またラップ内で「欲望したい」というフレーズを繰り返すシーンも印象深かったです。
というのも近頃、無気力を無欲ということばで美化しているのでは?と自問しているからです。


工藤春香

相模原殺傷事件などをもとに、障がいを持つ方たちが今までたどってきた歴史や社会課題をテーマとしたインスタレーション。

中でも手描きのメモが心に残っています。

たとえ同じものを見ていたとしても、あなたが見る景色を私は決して見ることができない、また私が見る景色をあなたは決して見ることができない
小さな手描きのメモに記されていたことば(記憶を元に)

どんなに一緒にいても分かり合えないと感じる人たちのことが頭をよぎりました。


大久保あり

自身の過去作品を再構成し、あらたな物語の編纂を試みた作品群。

展示空間は動線があいまいな作りになっており、時間軸が複雑に絡み合っていました。「記憶」を再構成するのに、マテリアル感が強いものがたくさん置かれていたのが印象的でした。
私とって記憶とは、半透明で溶けた輪郭を持つものだからかもしれません。


良知暁

読み書き発音の差によって不当に区別された人々の歴史にスポットを当てたインスタレーション。
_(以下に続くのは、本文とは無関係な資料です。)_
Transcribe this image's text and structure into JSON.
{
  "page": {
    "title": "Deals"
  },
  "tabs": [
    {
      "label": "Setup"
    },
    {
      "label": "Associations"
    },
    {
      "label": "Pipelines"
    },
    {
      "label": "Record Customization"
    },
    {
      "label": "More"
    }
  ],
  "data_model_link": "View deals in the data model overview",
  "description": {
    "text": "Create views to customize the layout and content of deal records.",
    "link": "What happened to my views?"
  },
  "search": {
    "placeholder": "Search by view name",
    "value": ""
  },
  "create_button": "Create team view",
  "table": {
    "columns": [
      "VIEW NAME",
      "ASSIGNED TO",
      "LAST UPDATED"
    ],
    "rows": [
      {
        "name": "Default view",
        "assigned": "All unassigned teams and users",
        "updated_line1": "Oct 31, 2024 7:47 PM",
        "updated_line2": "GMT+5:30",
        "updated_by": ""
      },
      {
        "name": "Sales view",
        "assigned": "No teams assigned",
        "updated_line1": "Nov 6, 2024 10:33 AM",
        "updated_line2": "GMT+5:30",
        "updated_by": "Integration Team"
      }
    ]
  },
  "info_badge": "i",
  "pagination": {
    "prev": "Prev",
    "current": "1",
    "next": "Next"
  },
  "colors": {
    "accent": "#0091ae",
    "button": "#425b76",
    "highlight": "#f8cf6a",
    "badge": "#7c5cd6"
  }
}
作品数が絞られていたため、スペースの広さを感じると同時に、自分の存在の小ささが強調されるような空間になっていました。
立ち止まって考えなさい、ということなのか、停止した時間を示す作品がありました。
止まった時を表現するのに、広い無の空間が効果的な意味を持っていたように思います。


現代系のインスタレーションに関しては頭上に疑問符を浮かべて終わることも多いのですが、このたびはそうはなりませんでした。
4名の作品すべての根底に「自己と向き合うこと」があるように感じました。
そのメッセージ性の強さのおかげで腑に落ちたのかもしれません。


現代美術に関しては大学で授業を受けていたのですが、ついぞその構造を理解できないまま卒業してしまいました。

「きみたちの中から傑出した現代美術作家は出ないだろう。なぜなら、アカデミックに染まった教育機関(美術大学)に通っているからだ」

という、皮肉とも取れる教授からのメッセージが一番の思い出です。